Since 1994, students have been able to study special education/inclusion studies at the Görlitz site. The "Hermann-Heitkamp-Haus" teaching building offers excellent conditions in terms of space and technical equipment. Every year, 30 students are accepted for the winter semester. The standard period of study for the Bachelor's degree course is seven semesters. The study concept was developed as part of an international project.
For inquiries and information of a formal nature, such as the application procedure or admission requirements, please contact the Department of Studies and International Affairs at our university directly.
Basic information
A word of honesty in advance to those interested in studying curative education:
Curative education is not therapy for people with disabilities, nor is it the continuation of medicine with pedagogical means. Curative education is pedagogy, i.e. it is concerned with stimulating, shaping and supporting educational and training processes for people. The guiding principle of inclusive curative education is the recognition and management of human diversity. This means that the "defect or deficit" of people cannot be made the measure of all things. Rather, the focus is on creating living conditions and relationships with other people that promote development and personality, encompassing all stages of life (childhood, adolescence, adulthood, old age) and all areas of society (such as education, training, work, leisure, family, community). This normative basis requires a holistic, dynamic and transdisciplinary approach to curative education. It sees itself in a network with medicine, psychology, social work or therapy - but is based on independent theories, conceptual systems and concepts of action. You will be comprehensively confronted with this in our Bachelor's degree course.

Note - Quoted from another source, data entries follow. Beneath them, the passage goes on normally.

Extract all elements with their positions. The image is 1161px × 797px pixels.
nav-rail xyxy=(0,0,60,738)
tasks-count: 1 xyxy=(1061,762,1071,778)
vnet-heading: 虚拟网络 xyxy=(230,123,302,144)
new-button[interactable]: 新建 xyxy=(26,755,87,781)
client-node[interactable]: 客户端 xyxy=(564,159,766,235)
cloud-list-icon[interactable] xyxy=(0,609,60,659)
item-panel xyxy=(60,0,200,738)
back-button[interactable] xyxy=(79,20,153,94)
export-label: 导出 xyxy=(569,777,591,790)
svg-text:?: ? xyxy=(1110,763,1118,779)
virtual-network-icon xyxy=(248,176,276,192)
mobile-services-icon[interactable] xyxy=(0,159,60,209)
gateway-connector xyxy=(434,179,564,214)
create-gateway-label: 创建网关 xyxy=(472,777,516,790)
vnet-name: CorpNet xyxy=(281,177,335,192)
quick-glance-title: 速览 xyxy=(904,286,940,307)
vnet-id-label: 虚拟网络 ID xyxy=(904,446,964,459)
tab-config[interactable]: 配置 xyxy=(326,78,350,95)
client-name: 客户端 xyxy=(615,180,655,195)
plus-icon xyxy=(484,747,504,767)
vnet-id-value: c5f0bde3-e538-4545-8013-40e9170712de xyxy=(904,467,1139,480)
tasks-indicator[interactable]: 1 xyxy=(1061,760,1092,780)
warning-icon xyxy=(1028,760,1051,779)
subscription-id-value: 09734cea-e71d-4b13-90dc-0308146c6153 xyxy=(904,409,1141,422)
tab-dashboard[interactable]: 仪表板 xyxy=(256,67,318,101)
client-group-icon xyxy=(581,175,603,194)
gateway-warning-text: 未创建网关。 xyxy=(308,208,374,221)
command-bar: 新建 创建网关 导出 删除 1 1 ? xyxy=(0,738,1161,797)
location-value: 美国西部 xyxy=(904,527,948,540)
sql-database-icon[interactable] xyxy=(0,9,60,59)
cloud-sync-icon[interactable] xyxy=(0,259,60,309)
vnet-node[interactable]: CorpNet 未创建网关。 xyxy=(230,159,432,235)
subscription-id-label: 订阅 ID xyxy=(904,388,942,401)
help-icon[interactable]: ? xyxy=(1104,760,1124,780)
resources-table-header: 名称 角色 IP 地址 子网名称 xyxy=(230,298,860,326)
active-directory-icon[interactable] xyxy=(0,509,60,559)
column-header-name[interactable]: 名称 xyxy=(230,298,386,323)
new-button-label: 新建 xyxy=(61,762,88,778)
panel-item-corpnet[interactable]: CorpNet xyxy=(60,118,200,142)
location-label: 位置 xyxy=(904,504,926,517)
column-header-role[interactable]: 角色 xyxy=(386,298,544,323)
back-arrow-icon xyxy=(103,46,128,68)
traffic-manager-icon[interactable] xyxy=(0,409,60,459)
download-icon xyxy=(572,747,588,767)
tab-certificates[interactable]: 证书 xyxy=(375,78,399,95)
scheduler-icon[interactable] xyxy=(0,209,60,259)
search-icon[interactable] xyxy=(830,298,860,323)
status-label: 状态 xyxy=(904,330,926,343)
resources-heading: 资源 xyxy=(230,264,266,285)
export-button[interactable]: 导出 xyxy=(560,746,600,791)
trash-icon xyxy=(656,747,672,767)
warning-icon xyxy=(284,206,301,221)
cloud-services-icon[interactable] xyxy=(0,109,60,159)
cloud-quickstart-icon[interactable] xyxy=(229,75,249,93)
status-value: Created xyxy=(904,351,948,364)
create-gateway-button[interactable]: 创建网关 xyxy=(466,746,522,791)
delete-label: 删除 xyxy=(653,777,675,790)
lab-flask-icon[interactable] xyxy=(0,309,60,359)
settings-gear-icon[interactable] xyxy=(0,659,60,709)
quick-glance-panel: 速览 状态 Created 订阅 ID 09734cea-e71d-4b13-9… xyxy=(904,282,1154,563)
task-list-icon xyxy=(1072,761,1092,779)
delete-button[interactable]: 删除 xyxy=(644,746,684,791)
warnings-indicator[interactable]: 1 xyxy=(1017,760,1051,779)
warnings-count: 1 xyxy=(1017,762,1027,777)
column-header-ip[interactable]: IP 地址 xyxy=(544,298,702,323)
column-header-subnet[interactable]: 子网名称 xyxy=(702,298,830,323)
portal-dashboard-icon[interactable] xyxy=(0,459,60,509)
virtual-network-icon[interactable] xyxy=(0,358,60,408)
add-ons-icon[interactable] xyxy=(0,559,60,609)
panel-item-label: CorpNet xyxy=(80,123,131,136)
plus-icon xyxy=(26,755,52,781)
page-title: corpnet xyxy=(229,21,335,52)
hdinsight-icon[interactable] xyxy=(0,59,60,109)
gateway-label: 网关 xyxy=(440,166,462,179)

If you expect to be trained as a therapist with us, this will be disappointed. - Please only apply if you are prepared to explore the genuinely pedagogical approach of our discipline during the course of your studies.
The aim of our training efforts is relatively simple to state: We want to release people into professional practice who are so academically and practically competent that they can stimulate, manage and reflect on inclusive processes.
Inclusive processes can be recognized and classified as multi-dimensional. One example is the intersubjective dimension, which involves eliminating or reducing disruptions to communicative and cooperative processes in order to pave the way for successful educational experiences. This also includes strengthening the self-help potential of people with specific life difficulties. Keywords here would be e.g: Self-determined living, empowerment or support.
Finally, it should also be pointed out that it is not only people with specific life difficulties who have a need for development, education, support or assistance, but also their living environment, society, its institutions and organizations. Keywords here would be, for example: Social space orientation or case management.
Education, training and development support for these people is still often only available at the price of segregation, i.e. exclusion from regular living conditions. But the half-empty glass is also half-full. The landscape of disability assistance is opening up, becoming increasingly "client-centered", self-help and self-advocacy groups are finding a voice in society and confidently claiming their basic rights. "Equality in diversity" has never been as conceivable as it is today - although in fact we are still a long way from it.